20040504

I'm a baggage handler and I'm OK

In the course of dealing with the frankly abysmal Argentina Airlines (don't use them folks, the suck) in search of my lost luggage, I have found out the following about the life of a lost luggage agent:

  • They get in to work after 10am
  • They leave before 4.30pm
  • They take lunch between noon and 3pm
  • They are absolutely fucking useless at actually finding your lost bags


Sounds like not a bad job really -- all you have to do in the few scant hours that you are at work is to answer phone calls from irate customers, and explain that they haven't found your bags, and in some way intimate that it is the customers fault that the bags got lost, rather than the airlines. Also express surprise that anything of value was stored in the bags, as if to entrust anything more valuable than a set of old handkerchiefs to the baggage handlers was an act of supreme idiocy.

Anyway, this rant on the subject of lazy indolent and incompetent people is distracting me from my intending rant on the subject of toilets that flush. I don't know if you are familiar with this phenomenon, but there is a growing trend to fit toilets in public places with automatic flushing devices. That is, they have some sort of infrared device that detects when you aren't there any more, and they flush the device. This works fine on most urinals, but for some reason, they are also attached to water closets.

This is incredibly stupid and incredibly annoying.

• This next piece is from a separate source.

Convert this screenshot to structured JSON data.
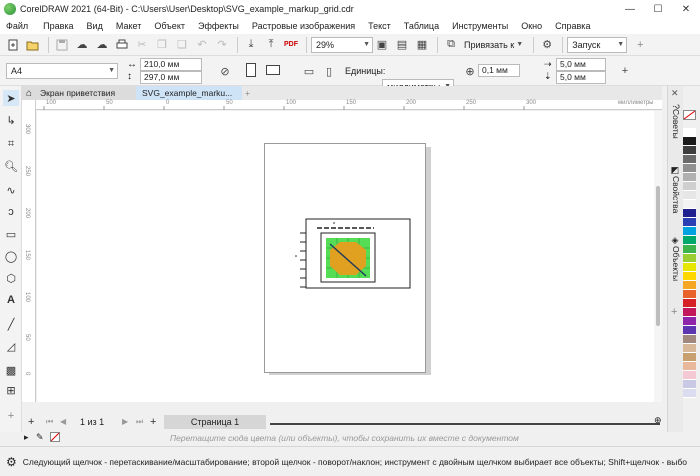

Picture the scene. You sit down, make yourself comfortable, lean forward a little in order to... and SWOOSH! the thing flushes itself. You tense up and jump up to avoid being soaked. This would be fine if this was a bidet, but this is a toilet. You settle back down again, but the whole experience has ruined your concentration and you are unable to, um, go about your business. And this happens every time. What is so wrong about letting the user indicate when they are done with the toilet? If you want to go all high-tech, then you could attach the control to the toilet door, so that it automatically flushes when the door is unlocked. But this stupid infra-red thing is broken, and doesn't work. I have taken to covering over the sensor with toilet roll before settling down, but this is no solution.

I'm also annoyed because it's taken me nearly a month to get an invite to Gmail, and I thought I was well connected to the interweb world. Dammit, I even host this thing on blogspot, what more do they want? I don't even need another email account (1 measly gigabyte? This machine has quarter of a terabyte of storage on it), it's just the prestige thing. The only reason for using it is that I can take up a prime piece of namespace by hogging a desirable account name (my first name followed by my initial, which has been my user id at a couple of other places), and thus deny this to any other google fanboys. I probably won't even look at the account except to see how much spam it starts getting without being advertised. Doesn't even work in my browser, the piece of trash... even yahoo mail works in my browser. Even hotmail works in my browser! Even AOL... actually, don't be stupid, of couse I wouldn't use AOL, and I would not let anyone who uses AOL use my computer, in case they drool on the keyboard.